La récente déclaration, à travers les réseaux sociaux, du Chef d’état major de l’armée ougandaise contre la RDC soulève des inquiétudes et des troublantes interrogations quand on sait que ces deux pays opèrent conjointement dans le cadre des opérations visant la neutralisation des ADF.
En effet, la République Démocratique du Congo (RDC) est confrontée à une instabilité chronique dans sa partie est, exacerbée par la présence de groupes armés locaux et étrangers. Dans ce contexte, la collaboration militaire entre les Forces Armées de la RDC (FARDC) et l’armée ougandaise (UPDF) soulève de vives critiques. Certains y voient une stratégie maladroite, d’autres une atteinte à la souveraineté nationale ou encore une certaine naïveté de la part de Kinshasa envers un voisin aussi belliqueux que le Rwanda.
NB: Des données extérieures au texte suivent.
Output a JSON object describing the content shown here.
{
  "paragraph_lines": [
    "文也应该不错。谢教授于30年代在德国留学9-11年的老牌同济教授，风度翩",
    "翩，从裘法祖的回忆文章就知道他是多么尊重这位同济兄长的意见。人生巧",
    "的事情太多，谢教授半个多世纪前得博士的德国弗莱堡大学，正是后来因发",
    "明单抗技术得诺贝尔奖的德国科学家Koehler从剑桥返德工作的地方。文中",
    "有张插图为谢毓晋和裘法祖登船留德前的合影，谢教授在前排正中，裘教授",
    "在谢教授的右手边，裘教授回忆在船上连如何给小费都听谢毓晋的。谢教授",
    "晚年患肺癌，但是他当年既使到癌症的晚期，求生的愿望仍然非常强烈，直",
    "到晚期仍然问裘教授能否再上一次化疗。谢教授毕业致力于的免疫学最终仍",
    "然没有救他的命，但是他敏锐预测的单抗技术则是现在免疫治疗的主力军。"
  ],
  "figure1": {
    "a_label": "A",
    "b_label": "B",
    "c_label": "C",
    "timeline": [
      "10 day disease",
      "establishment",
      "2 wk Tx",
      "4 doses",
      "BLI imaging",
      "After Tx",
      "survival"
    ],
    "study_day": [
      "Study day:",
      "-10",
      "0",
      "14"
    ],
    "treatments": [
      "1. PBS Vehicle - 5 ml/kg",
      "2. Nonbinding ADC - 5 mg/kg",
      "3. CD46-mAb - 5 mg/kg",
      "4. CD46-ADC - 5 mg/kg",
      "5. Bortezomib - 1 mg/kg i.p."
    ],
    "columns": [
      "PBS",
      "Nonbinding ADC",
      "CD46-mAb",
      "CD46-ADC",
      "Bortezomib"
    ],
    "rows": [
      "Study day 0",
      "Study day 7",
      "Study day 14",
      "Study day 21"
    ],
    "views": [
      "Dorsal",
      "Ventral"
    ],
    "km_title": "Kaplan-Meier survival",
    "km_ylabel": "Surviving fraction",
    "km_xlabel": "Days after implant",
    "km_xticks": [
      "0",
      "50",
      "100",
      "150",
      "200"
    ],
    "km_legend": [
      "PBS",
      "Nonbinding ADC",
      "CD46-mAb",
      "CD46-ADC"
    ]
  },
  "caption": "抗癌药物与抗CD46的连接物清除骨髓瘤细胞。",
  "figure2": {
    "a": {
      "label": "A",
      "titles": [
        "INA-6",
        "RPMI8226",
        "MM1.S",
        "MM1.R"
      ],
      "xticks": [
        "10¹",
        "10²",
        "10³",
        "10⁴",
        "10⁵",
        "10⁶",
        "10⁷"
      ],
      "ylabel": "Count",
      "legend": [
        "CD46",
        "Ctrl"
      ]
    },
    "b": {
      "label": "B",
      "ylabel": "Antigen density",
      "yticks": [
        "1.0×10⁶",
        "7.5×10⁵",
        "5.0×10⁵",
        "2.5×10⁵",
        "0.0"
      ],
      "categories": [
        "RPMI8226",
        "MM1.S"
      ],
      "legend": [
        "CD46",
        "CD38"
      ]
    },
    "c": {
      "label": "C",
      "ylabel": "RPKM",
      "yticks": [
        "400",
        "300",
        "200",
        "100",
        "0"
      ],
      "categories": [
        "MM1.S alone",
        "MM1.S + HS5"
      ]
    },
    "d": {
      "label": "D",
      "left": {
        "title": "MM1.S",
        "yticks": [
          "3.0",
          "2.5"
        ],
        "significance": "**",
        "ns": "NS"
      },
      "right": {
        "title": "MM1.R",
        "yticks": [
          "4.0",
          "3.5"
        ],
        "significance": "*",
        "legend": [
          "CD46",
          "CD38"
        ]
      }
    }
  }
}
Comment comprendre l’attitude du gouvernement congolais ? S’agit-il d’un acte de lâcheté ou encore de naïveté tendant à compromettre son intégrité territoriale ?
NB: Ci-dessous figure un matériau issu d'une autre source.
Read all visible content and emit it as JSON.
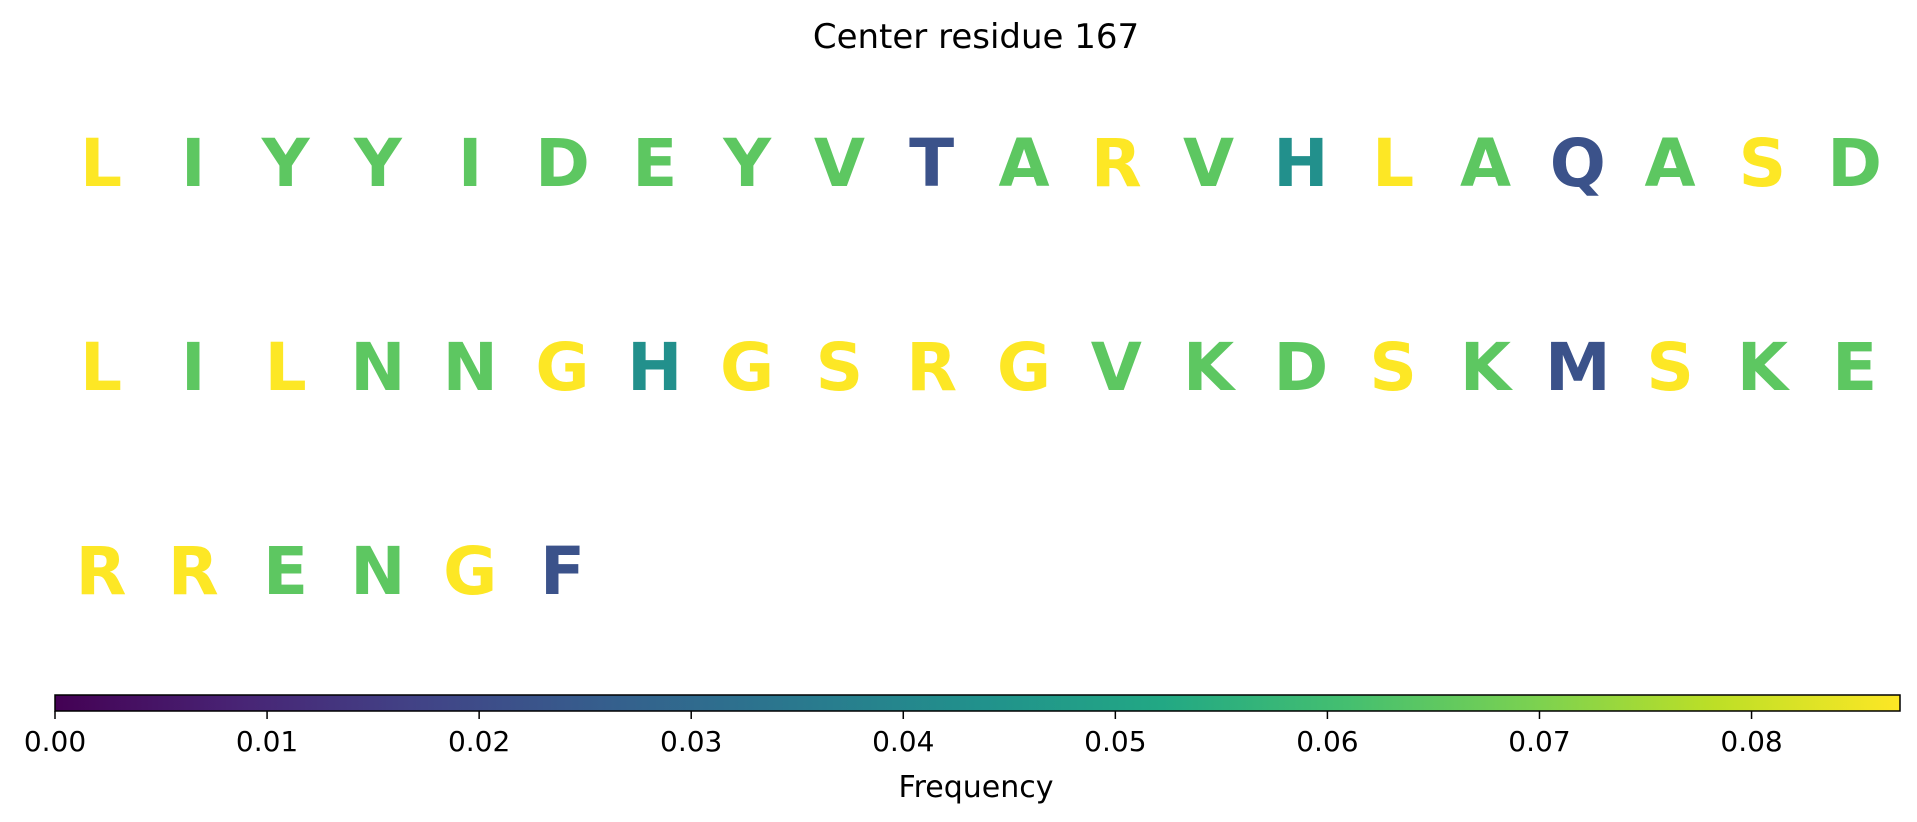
{
  "chart_data": {
    "type": "heatmap",
    "title": "Center residue 167",
    "colormap": "viridis",
    "colorbar": {
      "label": "Frequency",
      "range": [
        0,
        0.087
      ],
      "ticks": [
        "0.00",
        "0.01",
        "0.02",
        "0.03",
        "0.04",
        "0.05",
        "0.06",
        "0.07",
        "0.08"
      ]
    },
    "rows": [
      [
        {
          "residue": "L",
          "value": 0.087
        },
        {
          "residue": "I",
          "value": 0.065
        },
        {
          "residue": "Y",
          "value": 0.065
        },
        {
          "residue": "Y",
          "value": 0.065
        },
        {
          "residue": "I",
          "value": 0.065
        },
        {
          "residue": "D",
          "value": 0.065
        },
        {
          "residue": "E",
          "value": 0.065
        },
        {
          "residue": "Y",
          "value": 0.065
        },
        {
          "residue": "V",
          "value": 0.065
        },
        {
          "residue": "T",
          "value": 0.022
        },
        {
          "residue": "A",
          "value": 0.065
        },
        {
          "residue": "R",
          "value": 0.087
        },
        {
          "residue": "V",
          "value": 0.065
        },
        {
          "residue": "H",
          "value": 0.043
        },
        {
          "residue": "L",
          "value": 0.087
        },
        {
          "residue": "A",
          "value": 0.065
        },
        {
          "residue": "Q",
          "value": 0.022
        },
        {
          "residue": "A",
          "value": 0.065
        },
        {
          "residue": "S",
          "value": 0.087
        },
        {
          "residue": "D",
          "value": 0.065
        }
      ],
      [
        {
          "residue": "L",
          "value": 0.087
        },
        {
          "residue": "I",
          "value": 0.065
        },
        {
          "residue": "L",
          "value": 0.087
        },
        {
          "residue": "N",
          "value": 0.065
        },
        {
          "residue": "N",
          "value": 0.065
        },
        {
          "residue": "G",
          "value": 0.087
        },
        {
          "residue": "H",
          "value": 0.043
        },
        {
          "residue": "G",
          "value": 0.087
        },
        {
          "residue": "S",
          "value": 0.087
        },
        {
          "residue": "R",
          "value": 0.087
        },
        {
          "residue": "G",
          "value": 0.087
        },
        {
          "residue": "V",
          "value": 0.065
        },
        {
          "residue": "K",
          "value": 0.065
        },
        {
          "residue": "D",
          "value": 0.065
        },
        {
          "residue": "S",
          "value": 0.087
        },
        {
          "residue": "K",
          "value": 0.065
        },
        {
          "residue": "M",
          "value": 0.022
        },
        {
          "residue": "S",
          "value": 0.087
        },
        {
          "residue": "K",
          "value": 0.065
        },
        {
          "residue": "E",
          "value": 0.065
        }
      ],
      [
        {
          "residue": "R",
          "value": 0.087
        },
        {
          "residue": "R",
          "value": 0.087
        },
        {
          "residue": "E",
          "value": 0.065
        },
        {
          "residue": "N",
          "value": 0.065
        },
        {
          "residue": "G",
          "value": 0.087
        },
        {
          "residue": "F",
          "value": 0.022
        }
      ]
    ]
  }
}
Une alliance minée par le doute
Depuis 2021, les FARDC et l’UPDF mènent des opérations conjointes dans l’est de la RDC, officiellement pour lutter contre les rebelles ougandais des ADF (Allied Democratic Forces), accusés de semer la terreur dans les provinces du Nord-Kivu et de l’Ituri. Pourtant, cette alliance semble plus problématique que bénéfique.
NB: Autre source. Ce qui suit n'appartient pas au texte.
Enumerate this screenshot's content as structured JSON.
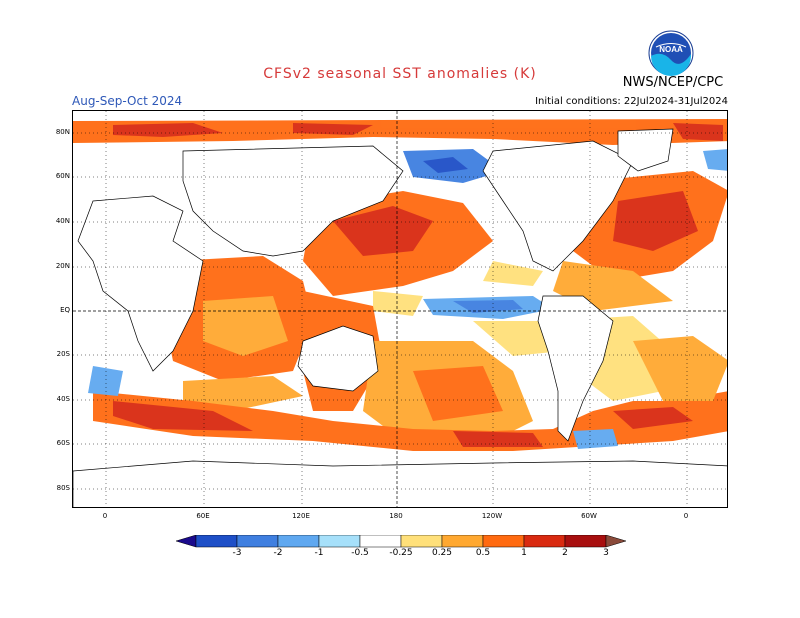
{
  "title": "CFSv2 seasonal SST anomalies (K)",
  "season": "Aug-Sep-Oct 2024",
  "initial_conditions": "Initial conditions: 22Jul2024-31Jul2024",
  "agency": "NWS/NCEP/CPC",
  "logo_text": "NOAA",
  "lat_labels": [
    "80N",
    "60N",
    "40N",
    "20N",
    "EQ",
    "20S",
    "40S",
    "60S",
    "80S"
  ],
  "lon_labels": [
    "0",
    "60E",
    "120E",
    "180",
    "120W",
    "60W",
    "0"
  ],
  "colorbar": {
    "labels": [
      "-3",
      "-2",
      "-1",
      "-0.5",
      "-0.25",
      "0.25",
      "0.5",
      "1",
      "2",
      "3"
    ],
    "colors": [
      "#1a0a8c",
      "#1e4fc7",
      "#3f7fe0",
      "#5fa8f0",
      "#a6e0fa",
      "#ffffff",
      "#ffe07a",
      "#ffa830",
      "#ff6a10",
      "#d92a10",
      "#a80f0f",
      "#8a4a3a"
    ]
  }
}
Tout d’abord, il est important de rappeler que l’Ouganda est régulièrement accusé de soutenir les rebelles du M23, qui ont relancé leurs offensives meurtrières en RDC. Ces accusations, étayées par des témoignages et des rapports, sont renforcées par le fait que les troupes du M23 sont entrées en RDC depuis l’Ouganda. En outre, l’armée ougandaise aurait fourni un soutien logistique, matériel et du renseignement à ce groupe rebelle.
Une histoire de pillage avérée
L’Ouganda n’en est pas à ses premières controverses en RDC. Son implication dans le pillage des ressources naturelles congolaises est avérée, comme l’a confirmé un arrêt de la Cour internationale de justice (CIJ) du 9 février 2022. Cette décision condamne l’Ouganda pour des actes de pillage et de violation du droit international humanitaire sur le sol congolais. Un processus d’indemnisation des victimes congolaises est d’ailleurs en cours, soulignant l’ampleur des dégâts causés par l’armée ougandaise.
Dans ce contexte, la collaboration militaire actuelle apparaît d’autant plus problématique, car elle donne l’impression que la RDC ignore les abus passés et actuels de son partenaire.
Un bilan militaire peu convaincant
Au-delà des problèmes politiques et éthiques, la mutualisation des forces n’a produit aucun résultat tangible dans la lutte contre les ADF-NALU. Ces rebelles, qui justifient officiellement la présence militaire ougandaise, ne représentent même plus une menace directe pour l’Ouganda. Les actions conjointes FARDC-UPDF n’ont pas permis d’éradiquer les ADF, tandis que les massacres de civils dans l’est de la RDC continuent.
Cette situation met en lumière l’échec apparent de cette coopération militaire. L’Ouganda semble davantage préoccupé par ses propres intérêts géopolitiques et économiques que par la stabilisation de la RDC.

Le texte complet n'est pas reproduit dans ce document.